Para a Revista Link to Leaders, o CEO do grupo Lisbon Project, Ricardo Carvalho, escreveu o artigo "Igualdade... até que a morte nos separe".

 

Escrevo mais um texto sobre a pandemia de COVID-19 na esperança de não voltar a abordar o tema. Esperança, essa, injetada por uma vacina milagrosa que será sempre a última a morrer. No entanto, sinto-me na obrigação de voltar a este tema, devido a uma verdade insofismável que oiço na rua e na opinião publicada que refere que o vírus é devastador e veio mostrar que somos todos iguais.

Lamento, mas, não me parece ser verdade. Os fatos assim o demonstram e temo que os próximos doze meses aprofundem a noção de que vivemos num mundo desigual. Esta evidência é propalada ao mais alto nível: nomeadamente pelo secretário geral das Nações Unidas que, no passado dia 1 de outubro referiu, que “a menos que atuemos agora, a COVID-19 pode apagar uma geração de progresso frágil”.

António Guterres referia-se à igualdade de género e ao impacto brutal provocado pela perda de emprego em mulheres que trabalham na economia informal, sobretudo nos países de “terceiro mundo”. A ausência de “rede social” e de estabilizadores automáticos são, naturalmente, fatores que agudizam o impacto da pandemia na sociedade, mas, olhando para países desenvolvidos podemos verificar que a raça, o setor de atividade e o nível de rendimento têm uma influência muito relevante sobre o nível de contágio e, consequentemente, sobre a mortalidade.

Senão vejamos, segundo os dados apresentados no artigo “The Plague Year” na revista “The Economist”, um hispano-americano de 40 anos tem 12 vezes mais probabilidade de contrair coronavírus do que um americano caucasiano da mesma idade. Em São Paulo, no Brasil, negros com menos de 20 anos têm o dobro da probabilidade de morrer relativamente aos seus compatriotas brancos na mesma faixa etária.

A relação com o nível de rendimento está diretamente relacionada com a possibilidade de trabalhar remotamente. Nos Estados Unidos da América, 60% dos empregos com rendimento acima de 100.000 USD por ano podem ser realizados em casa, comparando com apenas 10% de quem recebe apenas 40.000 USD por ano.

Em Portugal, o impacto da pandemia no rendimento é um mapa da desigualdade socioeconómica do país. As conclusões do Barómetro COVID-19, projeto de investigação da Escola Nacional de Saúde Pública da Universidade NOVA de Lisboa, revelam que uma em cada quatro pessoas que ganham menos de 650 euros perderam a totalidade do seu rendimento, acontecendo o mesmo a apenas 6% de quem ganha acima dos 2500 euros.
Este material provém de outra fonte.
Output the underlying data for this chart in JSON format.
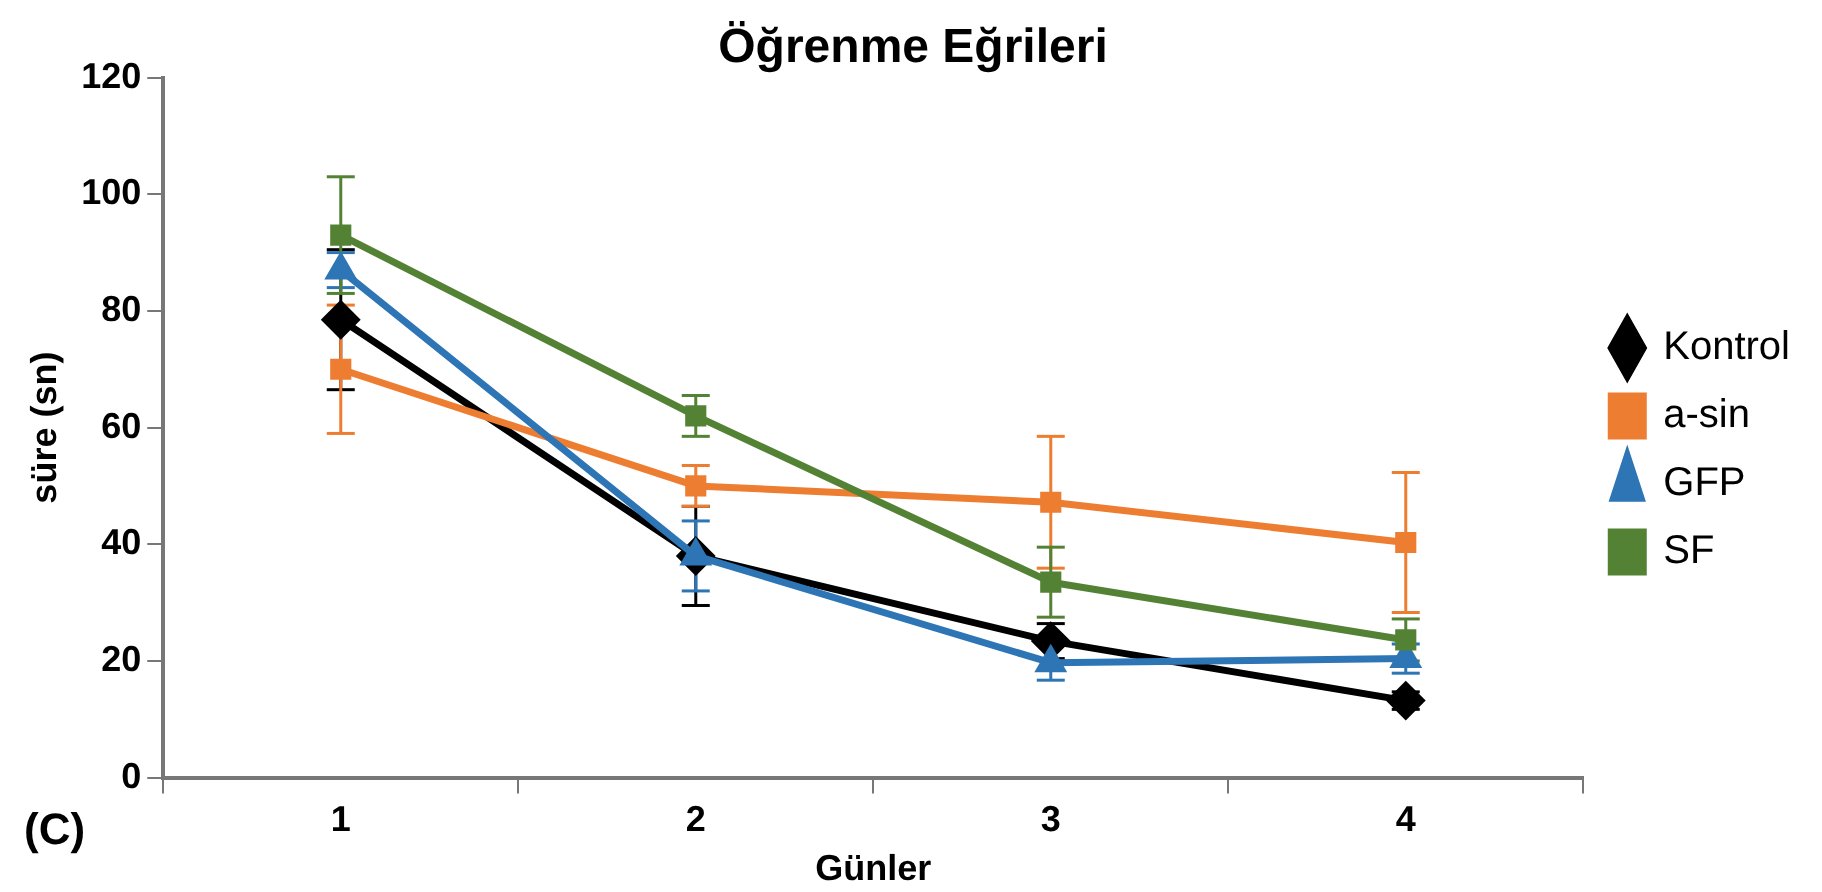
{
  "chart_data": {
    "type": "line",
    "title": "Öğrenme Eğrileri",
    "xlabel": "Günler",
    "ylabel": "süre (sn)",
    "categories": [
      "1",
      "2",
      "3",
      "4"
    ],
    "ylim": [
      0,
      120
    ],
    "yticks": [
      0,
      20,
      40,
      60,
      80,
      100,
      120
    ],
    "grid": false,
    "legend": "right",
    "annotations": [
      "(C)"
    ],
    "series": [
      {
        "name": "Kontrol",
        "color": "#000000",
        "marker": "diamond",
        "values": [
          78.5,
          38,
          23.4,
          13.2
        ],
        "errors": [
          12,
          8.5,
          3,
          1.5
        ]
      },
      {
        "name": "a-sin",
        "color": "#ed7d31",
        "marker": "square",
        "values": [
          70,
          50,
          47.2,
          40.3
        ],
        "errors": [
          11,
          3.5,
          11.3,
          12
        ]
      },
      {
        "name": "GFP",
        "color": "#2e75b6",
        "marker": "triangle",
        "values": [
          87,
          38,
          19.7,
          20.4
        ],
        "errors": [
          3,
          6,
          3,
          2.5
        ]
      },
      {
        "name": "SF",
        "color": "#548235",
        "marker": "square",
        "values": [
          93,
          62,
          33.5,
          23.6
        ],
        "errors": [
          10,
          3.5,
          6,
          3.6
        ]
      }
    ]
  }
}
No sentido inverso, na análise à distribuição de casos de contágio nos 308 concelhos do país, as regiões com maior taxa de desemprego e consequente perda de rendimento têm maior número acumulado de casos de coronavírus. Infelizmente, o cenário traçado para 2021 indica que a desigualdade vai piorar, antes de melhorar. A projeção do Banco de Portugal prevê que o PIB nacional vai cair cerca de 8% em 2020, num país que cresceu apenas 0,35% ao ano desde o ano 2000….

A pandemia obrigou a fechar setores de atividade económica supostamente para nos salvar a todos. A urgência em preservar vidas e não sobrecarregar o Serviço Nacional de Saúde assim o determinou, mas é fundamental fixar políticas fiscais de exceção agressivas e incentivos (estou a falar de dinheiro), que permitam o relançamento de negócios que tiveram o azar de ficar do lado errado da crise.

É de uma justiça elementar que não se sacrifique uma parte substancial da população sendo que a limitação de exercerem a sua atividade profissional e criarem riqueza condiciona, fortemente, as suas condições sanitárias. A independência económica e financeira de cada um de nós está intimamente ligada ao sentido de liberdade. É urgente curar o país do flagelo do desemprego e, consequentemente, a desigualdade que este gera.